Its record on earnings growth does not match the best of the old Rentokil, but it has been consistent. Yesterday it unveiled another 18 per cent rise in halfway earnings per share to 6.09p, on profits before goodwill amortisation 17 per cent up at £36.5m. And the clarity of its prospects is probably unparalleled.

The order book of £10.3bn at the end of June represents 6.5 times last year's turnover, with another £2.6bn of "preferred bidder" business still to come. That means that not only most of this year's and next year's sales are in the bag, but three-quarters of those for 2006 as well.

The continued financial squeeze on governments is the perfect background for Serco. Its ability to offer cost-savings puts it in prime position to take an ever increasing slug of the £300bn or more spent annually on public services. And it has now moved just as purposefully into railways. Its victory in winning the north of England rail operating franchise with the Netherlands' NedRailways represents its biggest contract yet.

It is hard to see where Nemesis will come for Serco. With mid-teens growth expected to take earnings per share to 12p in the full year, the shares, up 8.25p at 207.25p, are on a forward multiple of 17. About right.

Costain attempts to control risks

Costain has been a stunning success since it was rescued by a multinational coalition of Malaysians, Kuwaitis and Americans in the late 1990s. The earnings and the share price are about four times the level at their trough in 2000.

Yesterday, the engineering and construction group was delivering more of the same. Profits leapt by a third to £8.1m in the six months to June on turnover 15 per cent up at £340m. And, like Serco, it boasts an impressive order book. Taking in a couple of contracts with Thames Water and Yorkshire Water announced today, the group's forward workload amounts to more than £1.1bn.
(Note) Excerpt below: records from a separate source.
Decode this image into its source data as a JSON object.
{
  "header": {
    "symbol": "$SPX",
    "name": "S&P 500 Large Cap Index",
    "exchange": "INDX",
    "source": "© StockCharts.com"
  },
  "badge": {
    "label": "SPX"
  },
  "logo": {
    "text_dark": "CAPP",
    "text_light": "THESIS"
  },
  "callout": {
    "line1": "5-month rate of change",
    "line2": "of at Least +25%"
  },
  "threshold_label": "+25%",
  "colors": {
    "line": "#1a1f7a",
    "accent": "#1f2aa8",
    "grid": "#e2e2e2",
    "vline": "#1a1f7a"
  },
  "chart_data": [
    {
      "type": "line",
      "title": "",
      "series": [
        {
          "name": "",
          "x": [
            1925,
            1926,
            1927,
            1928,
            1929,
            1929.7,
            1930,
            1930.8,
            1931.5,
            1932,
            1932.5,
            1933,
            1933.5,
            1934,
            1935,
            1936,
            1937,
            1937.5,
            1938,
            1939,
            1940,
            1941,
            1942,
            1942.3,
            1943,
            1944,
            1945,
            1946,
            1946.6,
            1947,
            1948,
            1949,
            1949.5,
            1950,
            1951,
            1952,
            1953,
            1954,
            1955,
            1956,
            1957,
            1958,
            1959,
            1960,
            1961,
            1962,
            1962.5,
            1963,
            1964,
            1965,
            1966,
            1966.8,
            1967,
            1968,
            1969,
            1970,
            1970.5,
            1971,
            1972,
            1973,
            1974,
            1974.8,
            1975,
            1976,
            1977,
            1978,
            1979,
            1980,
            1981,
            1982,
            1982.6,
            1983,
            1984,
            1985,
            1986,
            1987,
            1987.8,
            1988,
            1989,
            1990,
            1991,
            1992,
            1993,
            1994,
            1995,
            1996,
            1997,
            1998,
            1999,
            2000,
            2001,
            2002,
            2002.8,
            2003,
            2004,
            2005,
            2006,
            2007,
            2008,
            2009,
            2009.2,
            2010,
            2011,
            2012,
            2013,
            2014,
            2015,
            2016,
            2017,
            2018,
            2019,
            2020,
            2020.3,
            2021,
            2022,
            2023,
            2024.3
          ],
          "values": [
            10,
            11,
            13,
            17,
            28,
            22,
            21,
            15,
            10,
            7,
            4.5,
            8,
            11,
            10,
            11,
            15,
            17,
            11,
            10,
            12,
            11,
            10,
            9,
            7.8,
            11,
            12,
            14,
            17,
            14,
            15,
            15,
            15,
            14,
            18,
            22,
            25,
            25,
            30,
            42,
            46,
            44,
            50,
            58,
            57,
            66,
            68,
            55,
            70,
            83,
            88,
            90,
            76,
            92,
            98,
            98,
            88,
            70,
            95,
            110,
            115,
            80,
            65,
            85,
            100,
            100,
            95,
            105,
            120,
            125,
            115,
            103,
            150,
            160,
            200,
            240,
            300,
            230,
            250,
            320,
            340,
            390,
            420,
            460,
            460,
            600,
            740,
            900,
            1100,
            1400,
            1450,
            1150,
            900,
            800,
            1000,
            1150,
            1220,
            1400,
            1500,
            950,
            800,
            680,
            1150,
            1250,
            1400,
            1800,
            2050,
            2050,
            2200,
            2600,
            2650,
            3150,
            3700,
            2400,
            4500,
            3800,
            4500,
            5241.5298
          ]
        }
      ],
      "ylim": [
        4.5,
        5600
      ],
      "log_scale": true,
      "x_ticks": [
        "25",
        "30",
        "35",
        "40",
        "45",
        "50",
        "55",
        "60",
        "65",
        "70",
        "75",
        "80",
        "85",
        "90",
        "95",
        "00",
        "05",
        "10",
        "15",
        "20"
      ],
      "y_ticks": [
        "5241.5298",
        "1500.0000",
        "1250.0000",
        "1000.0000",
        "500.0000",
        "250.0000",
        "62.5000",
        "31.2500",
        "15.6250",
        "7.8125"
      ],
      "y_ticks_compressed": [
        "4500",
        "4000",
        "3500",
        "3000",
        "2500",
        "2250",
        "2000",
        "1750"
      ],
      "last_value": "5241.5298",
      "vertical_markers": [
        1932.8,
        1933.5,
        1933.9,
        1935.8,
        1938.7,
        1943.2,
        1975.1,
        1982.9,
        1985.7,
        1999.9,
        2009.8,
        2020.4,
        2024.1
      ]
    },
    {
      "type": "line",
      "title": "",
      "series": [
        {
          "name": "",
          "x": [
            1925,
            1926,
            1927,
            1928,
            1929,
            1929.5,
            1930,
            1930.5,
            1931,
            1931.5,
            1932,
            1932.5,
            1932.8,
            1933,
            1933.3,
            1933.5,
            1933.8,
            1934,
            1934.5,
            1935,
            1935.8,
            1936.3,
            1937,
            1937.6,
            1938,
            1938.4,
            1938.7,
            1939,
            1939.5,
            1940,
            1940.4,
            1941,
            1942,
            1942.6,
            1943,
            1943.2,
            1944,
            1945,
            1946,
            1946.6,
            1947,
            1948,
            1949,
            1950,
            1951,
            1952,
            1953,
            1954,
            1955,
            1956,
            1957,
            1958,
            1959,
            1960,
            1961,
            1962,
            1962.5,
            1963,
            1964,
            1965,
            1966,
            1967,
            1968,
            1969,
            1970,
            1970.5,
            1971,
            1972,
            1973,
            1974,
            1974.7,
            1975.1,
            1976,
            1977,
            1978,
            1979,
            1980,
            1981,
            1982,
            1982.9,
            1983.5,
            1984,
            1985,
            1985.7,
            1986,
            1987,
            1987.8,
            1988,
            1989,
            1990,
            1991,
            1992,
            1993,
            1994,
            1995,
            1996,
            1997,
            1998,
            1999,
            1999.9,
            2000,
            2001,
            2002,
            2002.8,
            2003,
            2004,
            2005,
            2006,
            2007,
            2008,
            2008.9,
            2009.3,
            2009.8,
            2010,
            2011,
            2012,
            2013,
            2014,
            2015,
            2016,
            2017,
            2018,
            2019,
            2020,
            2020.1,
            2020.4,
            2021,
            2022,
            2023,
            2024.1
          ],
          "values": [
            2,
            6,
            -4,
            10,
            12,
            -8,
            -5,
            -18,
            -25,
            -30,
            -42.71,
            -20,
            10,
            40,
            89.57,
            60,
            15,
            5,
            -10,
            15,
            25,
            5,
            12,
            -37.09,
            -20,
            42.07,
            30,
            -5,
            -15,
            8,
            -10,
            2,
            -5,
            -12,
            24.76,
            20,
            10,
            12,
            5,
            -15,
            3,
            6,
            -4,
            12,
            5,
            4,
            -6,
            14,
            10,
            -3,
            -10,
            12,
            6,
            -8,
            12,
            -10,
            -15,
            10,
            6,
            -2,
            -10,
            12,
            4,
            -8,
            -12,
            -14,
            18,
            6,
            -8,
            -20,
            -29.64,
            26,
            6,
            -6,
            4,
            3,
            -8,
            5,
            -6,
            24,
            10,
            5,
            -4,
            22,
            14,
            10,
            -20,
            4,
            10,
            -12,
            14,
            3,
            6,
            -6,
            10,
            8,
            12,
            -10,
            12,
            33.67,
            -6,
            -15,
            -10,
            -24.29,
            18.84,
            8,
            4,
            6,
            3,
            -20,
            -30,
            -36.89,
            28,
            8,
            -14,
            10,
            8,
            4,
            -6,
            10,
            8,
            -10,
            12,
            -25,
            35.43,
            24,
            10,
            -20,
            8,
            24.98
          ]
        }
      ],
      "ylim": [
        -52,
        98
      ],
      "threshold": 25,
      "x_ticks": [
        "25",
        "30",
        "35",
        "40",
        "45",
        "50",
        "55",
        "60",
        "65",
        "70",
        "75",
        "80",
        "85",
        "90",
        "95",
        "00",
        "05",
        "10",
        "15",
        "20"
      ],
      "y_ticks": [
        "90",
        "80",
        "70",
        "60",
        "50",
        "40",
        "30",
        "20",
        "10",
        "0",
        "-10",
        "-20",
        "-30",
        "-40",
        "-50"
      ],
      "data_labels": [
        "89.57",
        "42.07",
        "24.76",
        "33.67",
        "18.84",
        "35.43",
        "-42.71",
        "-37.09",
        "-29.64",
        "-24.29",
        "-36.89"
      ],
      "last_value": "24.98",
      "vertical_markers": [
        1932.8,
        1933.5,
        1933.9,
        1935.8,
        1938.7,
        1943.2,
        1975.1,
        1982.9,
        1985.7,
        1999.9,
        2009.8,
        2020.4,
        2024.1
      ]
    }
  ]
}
Certainly, some of the half-year's bottom line growth came from near-tripled operating profits at the joint-venture property developer in Spain. Returns there are inevitably lumpy, but should continue for years.
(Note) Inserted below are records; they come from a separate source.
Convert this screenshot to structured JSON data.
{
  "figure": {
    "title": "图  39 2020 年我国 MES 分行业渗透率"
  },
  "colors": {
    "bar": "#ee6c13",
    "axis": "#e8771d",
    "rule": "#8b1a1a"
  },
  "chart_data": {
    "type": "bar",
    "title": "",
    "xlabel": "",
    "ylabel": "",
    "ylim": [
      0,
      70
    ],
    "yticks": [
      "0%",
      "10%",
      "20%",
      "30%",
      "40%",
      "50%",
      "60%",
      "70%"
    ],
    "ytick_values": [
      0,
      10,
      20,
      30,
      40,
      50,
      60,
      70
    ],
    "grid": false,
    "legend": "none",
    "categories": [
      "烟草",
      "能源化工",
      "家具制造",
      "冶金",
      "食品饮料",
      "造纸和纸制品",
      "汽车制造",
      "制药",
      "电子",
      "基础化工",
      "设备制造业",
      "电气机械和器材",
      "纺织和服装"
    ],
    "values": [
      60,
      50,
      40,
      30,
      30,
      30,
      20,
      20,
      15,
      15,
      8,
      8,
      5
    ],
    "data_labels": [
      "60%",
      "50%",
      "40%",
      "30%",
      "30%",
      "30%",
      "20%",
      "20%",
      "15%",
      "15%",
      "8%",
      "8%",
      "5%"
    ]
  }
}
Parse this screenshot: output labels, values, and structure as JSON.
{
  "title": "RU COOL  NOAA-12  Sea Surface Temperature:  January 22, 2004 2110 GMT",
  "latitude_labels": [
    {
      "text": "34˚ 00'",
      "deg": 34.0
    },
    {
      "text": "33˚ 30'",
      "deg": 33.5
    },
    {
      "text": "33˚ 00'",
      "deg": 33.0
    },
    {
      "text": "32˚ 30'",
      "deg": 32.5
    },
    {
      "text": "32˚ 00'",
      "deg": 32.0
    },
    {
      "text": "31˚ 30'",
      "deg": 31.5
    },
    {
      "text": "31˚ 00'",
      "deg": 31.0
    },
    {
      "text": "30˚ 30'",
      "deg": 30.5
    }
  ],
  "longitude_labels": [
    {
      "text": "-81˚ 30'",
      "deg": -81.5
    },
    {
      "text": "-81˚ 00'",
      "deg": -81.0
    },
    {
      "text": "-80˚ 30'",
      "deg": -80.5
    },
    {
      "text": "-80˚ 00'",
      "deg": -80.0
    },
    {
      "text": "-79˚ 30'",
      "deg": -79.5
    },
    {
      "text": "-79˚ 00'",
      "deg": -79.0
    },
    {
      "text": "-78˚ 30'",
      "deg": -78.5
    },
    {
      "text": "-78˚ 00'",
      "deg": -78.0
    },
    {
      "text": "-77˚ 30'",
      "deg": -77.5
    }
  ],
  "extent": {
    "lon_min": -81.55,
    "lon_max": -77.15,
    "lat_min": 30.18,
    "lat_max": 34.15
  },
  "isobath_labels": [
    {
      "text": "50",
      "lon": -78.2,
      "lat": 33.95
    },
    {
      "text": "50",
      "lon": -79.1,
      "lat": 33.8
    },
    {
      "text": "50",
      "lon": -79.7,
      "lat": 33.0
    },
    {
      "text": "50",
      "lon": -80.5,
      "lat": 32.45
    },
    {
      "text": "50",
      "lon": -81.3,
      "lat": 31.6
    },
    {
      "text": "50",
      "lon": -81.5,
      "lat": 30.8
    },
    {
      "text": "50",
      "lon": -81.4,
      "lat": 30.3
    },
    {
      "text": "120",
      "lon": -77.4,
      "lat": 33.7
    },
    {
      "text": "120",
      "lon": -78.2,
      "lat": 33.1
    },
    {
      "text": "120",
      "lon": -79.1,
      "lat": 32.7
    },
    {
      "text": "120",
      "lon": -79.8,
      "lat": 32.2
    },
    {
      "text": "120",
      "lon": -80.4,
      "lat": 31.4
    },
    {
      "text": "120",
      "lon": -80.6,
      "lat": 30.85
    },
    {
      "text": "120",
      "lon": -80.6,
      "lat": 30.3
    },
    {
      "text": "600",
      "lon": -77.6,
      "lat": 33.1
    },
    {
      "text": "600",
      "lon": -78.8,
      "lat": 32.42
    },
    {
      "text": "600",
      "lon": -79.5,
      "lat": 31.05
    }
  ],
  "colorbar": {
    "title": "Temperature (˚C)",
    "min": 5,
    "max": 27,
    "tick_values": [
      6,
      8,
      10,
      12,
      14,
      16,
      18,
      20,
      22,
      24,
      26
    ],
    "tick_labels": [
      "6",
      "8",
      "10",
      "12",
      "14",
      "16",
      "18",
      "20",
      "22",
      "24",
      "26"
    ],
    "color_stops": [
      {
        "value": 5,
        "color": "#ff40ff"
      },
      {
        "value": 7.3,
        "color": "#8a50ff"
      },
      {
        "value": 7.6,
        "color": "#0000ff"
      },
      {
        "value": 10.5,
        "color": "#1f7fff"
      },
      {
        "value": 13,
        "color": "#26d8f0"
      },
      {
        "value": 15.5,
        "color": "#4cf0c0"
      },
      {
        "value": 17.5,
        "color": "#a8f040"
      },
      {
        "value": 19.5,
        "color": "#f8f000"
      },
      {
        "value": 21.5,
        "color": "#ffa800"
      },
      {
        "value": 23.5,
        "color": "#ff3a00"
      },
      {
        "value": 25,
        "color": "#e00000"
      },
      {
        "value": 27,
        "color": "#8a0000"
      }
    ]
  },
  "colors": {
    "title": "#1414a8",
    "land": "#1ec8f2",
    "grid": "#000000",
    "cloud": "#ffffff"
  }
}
In the meantime, the group's push into water is bearing fruit. It is well placed to scoop up work for five of the seven water utilities currently putting out tenders for the next five-year regulatory period, starting in March.

Like private finance initiative work, the nasty provisions which so often tripped up construction companies in the past tend to be avoided in such deals by greater openness with the customer. Costain says 85 per cent of its whole construction business is insulated from such threats, while the risk in oil, gas and process engineering side is small.

Carillion and Mowlem have said something similar in recent memory, only to be wrongfooted later by bad contracts. Costain looks more assured, but the shares, up 1.25p at 42.5p, are high enough on a prospective price-earnings ratio of 11.

Let Ocean Power wash by for now

As technology companies go, Ocean Power Technologies may have more going for it than most. Admittedly, that may not be immediately apparent to investors who bought into shares in the US developer of wave power technology at 125p on their AIM debut last October. Since then, the shares, up 5p yesterday, have slumped to 78.5p.

Then too, the company's announcement of its maiden annual results - an impressive net loss of $2.85m on turnover of $4.71m - was accompanied yesterday by a spectacular revenue warning. Sales expectations for this year have been slashed from $22m to $6.5m.

But trials of OPT's first power-generating buoy off the coast of Hawaii have been given the environmental all-clear. Also, Lockheed Martin of the US appears to be on the verge of validating the buoy for powering top-secret underwater sensor equipment. Potentially even bigger is a deal with the Spanish electricity group Iberdrola.

The company has hardly used any of the £22.4m it raised at flotation, but this is one to watch from the shoreline for now.